Perform Your Due Diligence Before Accepting a New Role
It’s the first quarter of a new calendar year and the marketplace is robust with job opportunities. Several of my clients are deep into the interview process and contemplating new roles. It’s essential for the candidates to be empowered in the process. It’s your interview too and you must perform your due diligence to determine if the role, your prospective boss, and the company culture are a good fit where you can do your best work.
Spot a Toxic Workplace
I read a savvy Harvard Business Review blog on LinkedIn with great tips to identify a toxic workplace, so you don’t accept a role in a dysfunctional organization. The idyllic best behavior is on display during the interview process, and it takes discernment to see the red flags.
Here is a recap of what to look for from HBR:
- A bad interview process. Poor communication from recruiters, ghosting, and endless interviews are a few signals that there may be something broken in the company you’re applying to. Other signs include being inflexible on interview dates and times and pressuring candidates to accept offers the day of.
- What current employees say (and don’t). Listen carefully to the responses current employees give when you ask questions about the role, the specific team you’d be joining, and the overall organization. Watch out for vague or coded answers — and, of course, dodged questions. Don’t be afraid to ask follow-up questions to get more clarity.

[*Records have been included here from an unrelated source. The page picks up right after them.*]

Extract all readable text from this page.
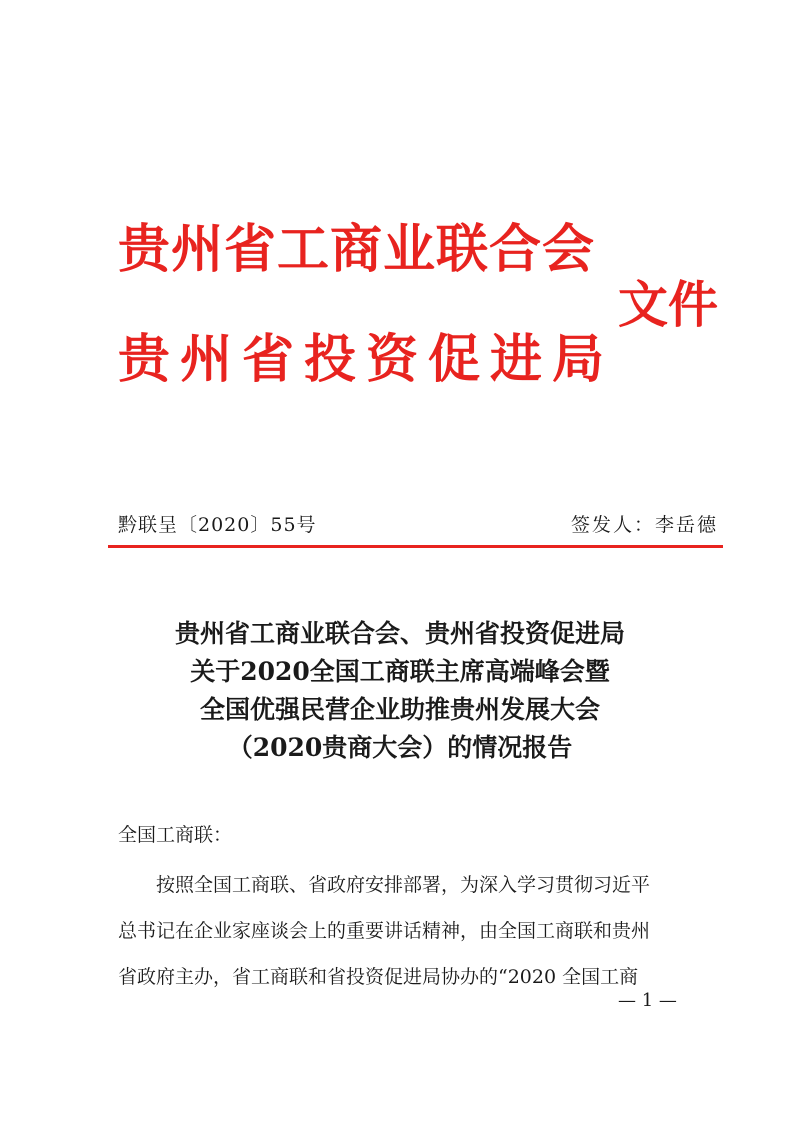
贵州省工商业联合会
贵州省投资促进局
文件
黔联呈〔2020〕55号	签发人：李岳德
贵州省工商业联合会、贵州省投资促进局
关于2020全国工商联主席高端峰会暨
全国优强民营企业助推贵州发展大会
（2020贵商大会）的情况报告
全国工商联：
按照全国工商联、省政府安排部署，为深入学习贯彻习近平
总书记在企业家座谈会上的重要讲话精神，由全国工商联和贵州
省政府主办，省工商联和省投资促进局协办的“2020 全国工商
— 1 —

- High turnover. An abundance of job openings could be a sign of growth, but it could also suggest that the company struggles to retain its employees. Track which roles are being posted and how often. If you notice the same roles going up regularly, that can be another red flag that the company’s culture is toxic.
Interview Your Prospective Boss
You’ve heard the adage, people don’t quit their job, they quit their boss. Your success and satisfaction are aligned with the leadership to whom you report, so remember that you are interviewing your future boss as much as they are interviewing you.
I practice what I preach in this realm and have interviewed my prospective bosses over the last decade before I accepted new roles. These conversations set me up for success and gave me an eyes wide open look at the leaders I chose to work alongside.
The Interview Ask
It’s imperative to come to every interview with questions you can ask the team. But interviewing your boss requires a separate and private conversation. When you become a finalist, it’s time to ask the hiring manager to schedule a separate 30-minute conversation with you and your prospective boss. Explain that this is your opportunity to get to know the leader better and determine if the hire is a mutually beneficial fit. A one-on-one conversation will allow you to get to know each other better. Avoid a lunch meeting for this interview, since it can be distracting and does not allow for a private and focused conversation.
I encourage you as the candidate to take copious notes during this conversation, so you can factor the answers into your decision-making process if you are ultimately extended an offer.
Interview Question Ideas for Your Boss-to-Be
Remember, the spirit of this conversation with your boss-to-be is to learn more about them and discuss what you value in a leader and a work environment to learn if you are simpatico. Here is my long list of favorite questions, plus a few fromSHRM, which you can customize to meet your specific needs, and add your own. You will decide which questions are most relevant to you. Keep it conversational and honor the 30-minute meeting request. If they extend the conversation – this is bonus time with your prospective boss, and a very good sign.
- How do you prefer to communicate?
- What’s the best way to ask for your input and feedback?
- How do you give constructive feedback? Do you welcome it from others?
- What are the biggest strengths and challenges of the team and our goals?
- What can I do to support our team and add value to the organization?
- What would you add to, or subtract from your current team to strengthen performance or productivity?
- With whom should I meet outside of our team to pursue my due diligence about this role?
- I value a culture with Psychological Safety (When a team or organizational climate is characterized by interpersonal trust and a climate of respect, where one feels free to collaborate and feels safe taking risks, or making mistakes which ultimately enables the team to implement rapid innovation.) Does Psychological safety exist on this team?
- What is the team/company culture you wish to develop and nurture?
- Do I have your permission to take innovative risks, fail-forward, and showcase resilience when things don’t work out?
- What does success look like to you?
- What is a misconception people have about you, and why?
- How do you groom and develop direct reports for advancement?
- How do you re-charge and tend to your self-care?
- What else do I need to know about you that I have not asked?
After you interview your prospective boss, you must take the time to reflect on whether they are a good fit for your work style and your future career goals. We spend many waking hours at work and our relationship with our direct leader impacts our personal and professional satisfaction, productivity, and advancement.
Be a bold, professional, and savvy candidate and ask your future boss for a brief conversation, so you can interview them and determine if this is a professional match you want to pursue. I know from experience that it’s 30 minutes well spent. Perform your due diligence before accepting a new role, so you have all the information you need to consider if it’s your best-fit.